Amor que nunca se separou
A história de Sebastião e Almezinda começou em uma festa de bairro, ainda na juventude. Desde então, nunca mais se separaram. Tiago conta que nunca viu os pais brigando.
“Tudo era conversado, dividido, feito junto. Minha mãe era mais ativa, mas nada acontecia sem antes ela ouvir meu pai. E ele sempre apoiou tudo que ela fazia”, explicou.

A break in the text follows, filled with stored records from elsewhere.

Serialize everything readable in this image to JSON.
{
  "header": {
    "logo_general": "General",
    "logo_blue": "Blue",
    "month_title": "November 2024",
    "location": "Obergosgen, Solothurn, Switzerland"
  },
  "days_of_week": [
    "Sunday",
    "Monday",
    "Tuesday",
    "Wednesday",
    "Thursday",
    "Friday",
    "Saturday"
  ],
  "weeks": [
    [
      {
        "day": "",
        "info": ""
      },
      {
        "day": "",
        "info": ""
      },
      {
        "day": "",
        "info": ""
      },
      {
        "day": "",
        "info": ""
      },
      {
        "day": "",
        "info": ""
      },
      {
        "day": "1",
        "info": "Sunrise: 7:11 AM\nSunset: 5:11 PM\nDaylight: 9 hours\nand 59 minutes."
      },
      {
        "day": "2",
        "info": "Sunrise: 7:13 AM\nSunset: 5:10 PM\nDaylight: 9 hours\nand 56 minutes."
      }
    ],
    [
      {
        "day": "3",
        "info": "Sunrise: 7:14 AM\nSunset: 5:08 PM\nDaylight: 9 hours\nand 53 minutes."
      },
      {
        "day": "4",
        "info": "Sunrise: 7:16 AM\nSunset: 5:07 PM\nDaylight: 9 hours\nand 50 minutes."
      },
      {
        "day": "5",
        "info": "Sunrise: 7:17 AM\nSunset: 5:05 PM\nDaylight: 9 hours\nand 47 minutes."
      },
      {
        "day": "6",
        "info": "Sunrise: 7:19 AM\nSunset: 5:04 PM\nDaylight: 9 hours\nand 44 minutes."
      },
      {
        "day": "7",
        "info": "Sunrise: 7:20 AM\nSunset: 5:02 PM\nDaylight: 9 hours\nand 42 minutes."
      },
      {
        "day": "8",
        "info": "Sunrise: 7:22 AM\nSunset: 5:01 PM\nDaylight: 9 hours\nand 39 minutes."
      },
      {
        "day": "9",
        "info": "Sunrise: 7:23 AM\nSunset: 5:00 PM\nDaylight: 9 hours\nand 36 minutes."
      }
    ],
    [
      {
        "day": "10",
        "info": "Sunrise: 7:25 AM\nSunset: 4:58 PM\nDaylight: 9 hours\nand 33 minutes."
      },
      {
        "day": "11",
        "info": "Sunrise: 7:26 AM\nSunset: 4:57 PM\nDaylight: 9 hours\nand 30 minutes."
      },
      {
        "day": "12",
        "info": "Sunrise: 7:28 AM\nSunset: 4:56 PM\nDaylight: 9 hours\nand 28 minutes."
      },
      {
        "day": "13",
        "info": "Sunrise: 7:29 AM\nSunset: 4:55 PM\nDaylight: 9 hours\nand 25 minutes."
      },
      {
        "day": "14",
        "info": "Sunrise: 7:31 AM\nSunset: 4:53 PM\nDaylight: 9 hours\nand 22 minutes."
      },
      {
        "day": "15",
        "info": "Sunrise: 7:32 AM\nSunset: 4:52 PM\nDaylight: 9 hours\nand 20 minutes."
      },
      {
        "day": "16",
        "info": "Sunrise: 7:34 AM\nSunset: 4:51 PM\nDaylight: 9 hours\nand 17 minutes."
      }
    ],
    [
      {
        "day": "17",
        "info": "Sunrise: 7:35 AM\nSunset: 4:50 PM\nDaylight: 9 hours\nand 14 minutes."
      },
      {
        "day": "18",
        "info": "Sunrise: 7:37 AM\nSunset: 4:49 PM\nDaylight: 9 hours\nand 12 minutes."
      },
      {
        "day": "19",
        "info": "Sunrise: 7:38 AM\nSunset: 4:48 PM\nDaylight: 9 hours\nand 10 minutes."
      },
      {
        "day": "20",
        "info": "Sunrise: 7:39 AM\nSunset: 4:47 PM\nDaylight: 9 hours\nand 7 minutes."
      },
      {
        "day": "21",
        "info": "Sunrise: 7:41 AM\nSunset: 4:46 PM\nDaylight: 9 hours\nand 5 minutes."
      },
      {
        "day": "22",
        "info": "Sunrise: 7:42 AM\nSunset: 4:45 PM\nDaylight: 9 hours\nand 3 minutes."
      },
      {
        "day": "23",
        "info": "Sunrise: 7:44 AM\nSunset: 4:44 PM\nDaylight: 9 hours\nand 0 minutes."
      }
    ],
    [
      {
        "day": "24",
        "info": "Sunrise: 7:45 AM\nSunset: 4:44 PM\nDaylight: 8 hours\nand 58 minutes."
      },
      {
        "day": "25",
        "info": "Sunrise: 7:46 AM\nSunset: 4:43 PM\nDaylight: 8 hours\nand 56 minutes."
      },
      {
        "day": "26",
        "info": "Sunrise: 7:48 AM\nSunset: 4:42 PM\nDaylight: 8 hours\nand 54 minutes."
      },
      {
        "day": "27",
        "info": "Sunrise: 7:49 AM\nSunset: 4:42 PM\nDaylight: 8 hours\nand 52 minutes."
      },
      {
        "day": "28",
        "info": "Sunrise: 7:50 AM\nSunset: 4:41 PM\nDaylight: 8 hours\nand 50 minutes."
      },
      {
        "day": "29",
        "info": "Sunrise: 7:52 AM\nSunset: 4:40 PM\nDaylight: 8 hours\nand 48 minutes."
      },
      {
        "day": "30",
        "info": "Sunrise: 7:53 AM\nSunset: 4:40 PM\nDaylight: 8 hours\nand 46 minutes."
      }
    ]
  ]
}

E o que Almezinda fazia era muito. Religiosa, solidária e determinada, dedicava boa parte do tempo a ações voluntárias e festas religiosas, como as celebrações de São Cosme e Damião, Congado, Festa do Divino, Nossa Senhora do Rosário e tantas outras que ajudava a organizar com o mesmo zelo com que cuidava da própria casa.
Era conhecida por todos no Bairro São Dimas e além. As crianças sabiam que poderiam bater à porta dela e sair com pão, leite ou café. Adultos em situação de vulnerabilidade também recebiam acolhimento. Com jeito firme, mas acolhedor, Almezinda virou referência de solidariedade em São João del Rei.
Almezinda de Abreu ajudava muita a comunidade de São João del Rei
Camilla Nascimento/Arquivo pessoal
Sebastião, mais reservado, também carregava fé e empatia. Músico, tocava na igreja e dizia com orgulho que era cursilhista — um cristão católico comprometido a aprofundar a fé e a transformar os ambientes onde vive. “Quando alguém lhe contava algo ruim sobre outra pessoa, ele respondia apenas: ‘Reza por ela’”, lembra Tiago.
Com a morte dos pais, Tiago criou uma música para lembrar com carinho deles. Escute abaixo:
Filho transforma luto em canção após morte dos pais em São João del Rei
Na história desse casal, não há espaço para tragédia. Existe um sentimento raro, que resistiu ao tempo, às dificuldades e até à morte. Eles provaram que o verdadeiro amor existe e pode durar para sempre.